Anime bizi yumuşak çizgiler ve hafif renklerle karşılıyor; yani göz yormayan, sade bir çizim tarzı var. Karakter tasarımları da aynı ölçüde abartıdan uzak. Yalnızca Sawaki’ye kol kanat geren Profesör Itsuki’nin ağzı yok. Ağzının yerinde, ten rengi bıyığımsı bir yumak görülüyor. Başka ilginç tasarımlar da yer yer ortaya çıkıyor fakat sürprizleri bozmayayım diye şimdilik bununla yetinelim. 

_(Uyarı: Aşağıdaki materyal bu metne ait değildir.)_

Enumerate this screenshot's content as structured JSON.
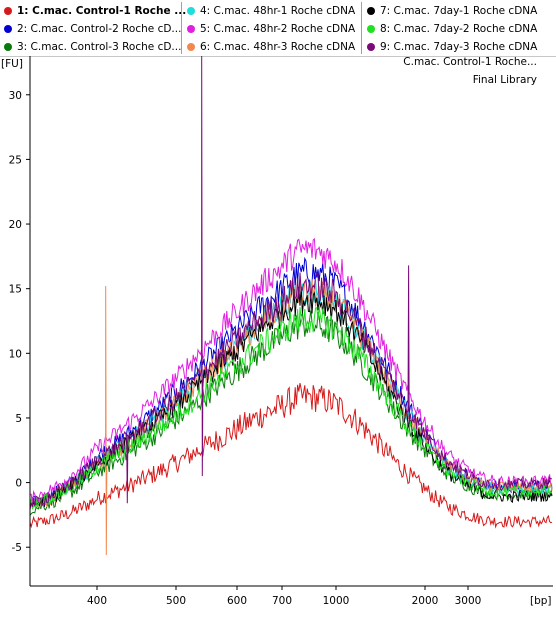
{
  "legend": {
    "items": [
      {
        "label": "1: C.mac. Control-1 Roche ...",
        "color": "#d61a1a",
        "selected": true
      },
      {
        "label": "2: C.mac. Control-2 Roche cD...",
        "color": "#0000d0"
      },
      {
        "label": "3: C.mac. Control-3 Roche cD...",
        "color": "#0a7a0a"
      },
      {
        "label": "4: C.mac. 48hr-1 Roche cDNA",
        "color": "#20dcdc"
      },
      {
        "label": "5: C.mac. 48hr-2 Roche cDNA",
        "color": "#e020e0"
      },
      {
        "label": "6: C.mac. 48hr-3 Roche cDNA",
        "color": "#f08850"
      },
      {
        "label": "7: C.mac. 7day-1 Roche cDNA",
        "color": "#000000"
      },
      {
        "label": "8: C.mac. 7day-2 Roche cDNA",
        "color": "#20e020"
      },
      {
        "label": "9: C.mac. 7day-3 Roche cDNA",
        "color": "#7a0a7a"
      }
    ]
  },
  "chart_data": {
    "type": "line",
    "y_unit": "[FU]",
    "x_unit": "[bp]",
    "sample_title": "C.mac. Control-1 Roche...",
    "subtitle": "Final Library",
    "ylim": [
      -8,
      33
    ],
    "y_ticks": [
      -5,
      0,
      5,
      10,
      15,
      20,
      25,
      30
    ],
    "x_ticks": [
      {
        "label": "400",
        "bp": 400
      },
      {
        "label": "500",
        "bp": 500
      },
      {
        "label": "600",
        "bp": 600
      },
      {
        "label": "700",
        "bp": 700
      },
      {
        "label": "1000",
        "bp": 1000
      },
      {
        "label": "2000",
        "bp": 2000
      },
      {
        "label": "3000",
        "bp": 3000
      }
    ],
    "grid": false,
    "series": [
      {
        "name": "1: C.mac. Control-1 Roche ...",
        "color": "#d61a1a",
        "baseline_left": -3.6,
        "peak": 6.6,
        "baseline_right": -3.0
      },
      {
        "name": "2: C.mac. Control-2 Roche cD...",
        "color": "#0000d0",
        "baseline_left": -2.3,
        "peak": 16.2,
        "baseline_right": -0.2
      },
      {
        "name": "3: C.mac. Control-3 Roche cD...",
        "color": "#0a7a0a",
        "baseline_left": -2.6,
        "peak": 12.2,
        "baseline_right": -0.8
      },
      {
        "name": "4: C.mac. 48hr-1 Roche cDNA",
        "color": "#20dcdc",
        "baseline_left": -2.4,
        "peak": 14.8,
        "baseline_right": -0.4
      },
      {
        "name": "5: C.mac. 48hr-2 Roche cDNA",
        "color": "#e020e0",
        "baseline_left": -2.0,
        "peak": 18.0,
        "baseline_right": 0.2
      },
      {
        "name": "6: C.mac. 48hr-3 Roche cDNA",
        "color": "#f08850",
        "baseline_left": -2.5,
        "peak": 14.6,
        "baseline_right": -0.2
      },
      {
        "name": "7: C.mac. 7day-1 Roche cDNA",
        "color": "#000000",
        "baseline_left": -2.4,
        "peak": 14.2,
        "baseline_right": -1.0
      },
      {
        "name": "8: C.mac. 7day-2 Roche cDNA",
        "color": "#20e020",
        "baseline_left": -2.2,
        "peak": 12.6,
        "baseline_right": -0.6
      },
      {
        "name": "9: C.mac. 7day-3 Roche cDNA",
        "color": "#7a0a7a",
        "baseline_left": -2.3,
        "peak": 15.2,
        "baseline_right": 0.0
      }
    ],
    "spikes": [
      {
        "series": "6: C.mac. 48hr-3 Roche cDNA",
        "bp": 410,
        "value": 15.2,
        "low": -5.6
      },
      {
        "series": "9: C.mac. 7day-3 Roche cDNA",
        "bp": 435,
        "value": 3.2,
        "low": -1.6
      },
      {
        "series": "9: C.mac. 7day-3 Roche cDNA",
        "bp": 540,
        "value": 33,
        "low": 0.5
      },
      {
        "series": "9: C.mac. 7day-3 Roche cDNA",
        "bp": 1760,
        "value": 16.8,
        "low": 4.5
      }
    ]
  }
}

Mevzubahis sadelik; çizim tarzının yanı sıra ses efektleri, seiyuu’ların (seslendirme sanatçılarının) performansları ve seri içi müzikleri için de geçerli. Bu yüzden Moyashimon’u izlerken hiç yorulmadım. Aksine, hikâyenin anlatım biçimi oldukça huzurlu ve sevimli geldi. Tabii bu “sevimliliği” perçinleyen en büyük faktör mikrop tasarımlarıydı. Sesleri inceltilmiş, güler yüzlü mayalama makineleri…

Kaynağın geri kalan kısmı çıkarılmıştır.